DC: What do you mean pushed very hard?
Michael: "Well, I wasn't involved in getting him out of his contract with BAR – that's not what I meant. But even before he was available, and for a long time, we were all supportive of him coming to Williams and once his manager contacted us, it was a unanimous decision among us to sign him. It wasn't a hard decision."
DC: How do you see them working together?
Michael: "As far as we're concerned, we'll probably have the best drivers line up outside of [Ferrari's] Michael [Schumacher] and Rubens [Barrichello] - and not because [Button and Webber] are not talented enough, but because they haven't worked together in the team for long enough, whereas Michael and Rubens have been together for a long time now and they do compliment each other pretty well. So that's going to be the strongest combination.
"But Jenson and Mark have both already supported each other and said 'this guy is the best teammate I could have', respectively to each other. I don't expect them to be mates and go to the cinema together or anything like that, but I'm sure they will be fiercely competitive – they've already said so – and I think they'll be strong together professionally and do the job properly.
"So it will be good – I think that it will be very positive for us next year."
Sidebar: Obstacles on the Way to 2005
The Technical Working Group, a collection of Technical Directors for all of the teams, has been charged with agreeing on changes suggested by FIA President Max Mosley to the Technical Regulations for next year.

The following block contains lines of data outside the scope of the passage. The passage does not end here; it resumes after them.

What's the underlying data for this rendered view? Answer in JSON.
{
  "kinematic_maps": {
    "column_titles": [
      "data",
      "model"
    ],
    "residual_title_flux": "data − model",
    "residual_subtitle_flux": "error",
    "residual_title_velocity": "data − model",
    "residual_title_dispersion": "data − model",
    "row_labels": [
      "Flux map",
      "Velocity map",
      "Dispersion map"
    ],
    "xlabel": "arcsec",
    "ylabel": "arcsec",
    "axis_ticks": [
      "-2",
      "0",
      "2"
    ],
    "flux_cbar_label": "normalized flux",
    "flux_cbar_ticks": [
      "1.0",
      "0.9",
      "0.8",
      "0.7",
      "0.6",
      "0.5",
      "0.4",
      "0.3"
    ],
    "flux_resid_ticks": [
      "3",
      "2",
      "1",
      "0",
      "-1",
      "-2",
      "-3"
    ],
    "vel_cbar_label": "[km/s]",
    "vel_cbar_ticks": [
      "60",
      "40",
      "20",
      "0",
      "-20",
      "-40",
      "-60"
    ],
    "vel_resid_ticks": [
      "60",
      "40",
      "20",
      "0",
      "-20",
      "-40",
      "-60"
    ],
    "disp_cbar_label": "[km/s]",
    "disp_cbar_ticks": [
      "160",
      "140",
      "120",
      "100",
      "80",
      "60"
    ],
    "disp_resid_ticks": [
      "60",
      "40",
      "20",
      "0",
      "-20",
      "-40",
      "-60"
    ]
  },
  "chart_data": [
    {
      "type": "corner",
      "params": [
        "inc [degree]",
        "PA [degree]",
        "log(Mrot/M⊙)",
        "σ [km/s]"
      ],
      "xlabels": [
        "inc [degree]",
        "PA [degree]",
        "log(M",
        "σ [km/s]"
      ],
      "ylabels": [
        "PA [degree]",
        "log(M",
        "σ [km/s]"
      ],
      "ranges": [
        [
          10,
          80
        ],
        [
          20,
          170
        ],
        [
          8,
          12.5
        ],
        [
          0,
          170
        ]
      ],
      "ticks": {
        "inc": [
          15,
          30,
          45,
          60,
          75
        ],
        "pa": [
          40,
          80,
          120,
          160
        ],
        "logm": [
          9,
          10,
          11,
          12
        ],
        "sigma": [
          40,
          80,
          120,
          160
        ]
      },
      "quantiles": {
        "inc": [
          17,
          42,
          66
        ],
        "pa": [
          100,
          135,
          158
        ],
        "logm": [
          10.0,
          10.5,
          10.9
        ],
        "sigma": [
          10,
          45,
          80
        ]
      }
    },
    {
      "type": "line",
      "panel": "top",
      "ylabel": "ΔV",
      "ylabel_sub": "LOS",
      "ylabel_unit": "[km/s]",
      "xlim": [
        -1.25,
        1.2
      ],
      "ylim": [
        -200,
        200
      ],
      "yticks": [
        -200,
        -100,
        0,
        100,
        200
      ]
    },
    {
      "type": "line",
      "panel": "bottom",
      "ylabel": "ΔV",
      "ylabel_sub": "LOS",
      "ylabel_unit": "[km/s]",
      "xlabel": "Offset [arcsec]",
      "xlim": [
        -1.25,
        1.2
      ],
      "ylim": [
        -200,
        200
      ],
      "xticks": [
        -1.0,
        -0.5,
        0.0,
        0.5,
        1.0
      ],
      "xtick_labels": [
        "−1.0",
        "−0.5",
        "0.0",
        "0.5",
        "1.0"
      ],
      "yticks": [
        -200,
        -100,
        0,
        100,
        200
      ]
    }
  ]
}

These changes include the aerodynamic designs (as laid out above by Sam Michael), as well as amendments to the tyres (one set of tyres per race) and the engines (the existing engine is to be modified to last for two races instead of one for 2005, followed by a change to a 2.4 litre V8 engine for 2006).
At present Renault, Ferrari, Sauber, Jaguar, Jordan and Minardi have agreed to the amendments; Williams, McLaren, BAR and Toyota have not.
"At the moment we're assuming the regulations will be as written in Max's document," Michael says. "That's what it will be aerodynamically. We're getting on with it assuming that's not going to change, and I don't think it will because there's general agreement in the TWG with the way they've been written.
"But The final date for agreement is the 6th of September, so until then there's general agreement and anyone can walk into the meeting and say 'is there general agreement on this point?' and people will say yes, yes, no, yes and that sort of thing, but the 6th of September is when you walk in there and say, 'yes I agree to this package' or 'no I don't', and that's the final vote that matters. So there are six teams now, and whether that's two teams or ten teams it doesn't really matter – it's the vote on the 6th of September that really matters."
DC: Can't they get the TWG agreement out of the way?
Michael: "Only if they have eighty percent - there's not eighty percent at this stage. The problem is that the package comprises of aero, tyres, the 2005 engine and the 2006 engine, so there are a lot of things to agree to as a package."
DC: Would it be fair to say that it's the engines that are holding up Williams on agreeing?
Michael: "Most likely yeah – I think that's fair to say. It's most likely fair to say not just in Williams's case, but probably everybody's."
DC: Well, the other four anyway.
Michael: "Yeah – put it this way, if we had a meeting in thirty minutes and Charlie [Whiting] said, "you've all got to decide yes or no on the aero regulations now," I'm quite sure you'd get unanimous agreement, so that probably tells you that those are not the things that are holding it up."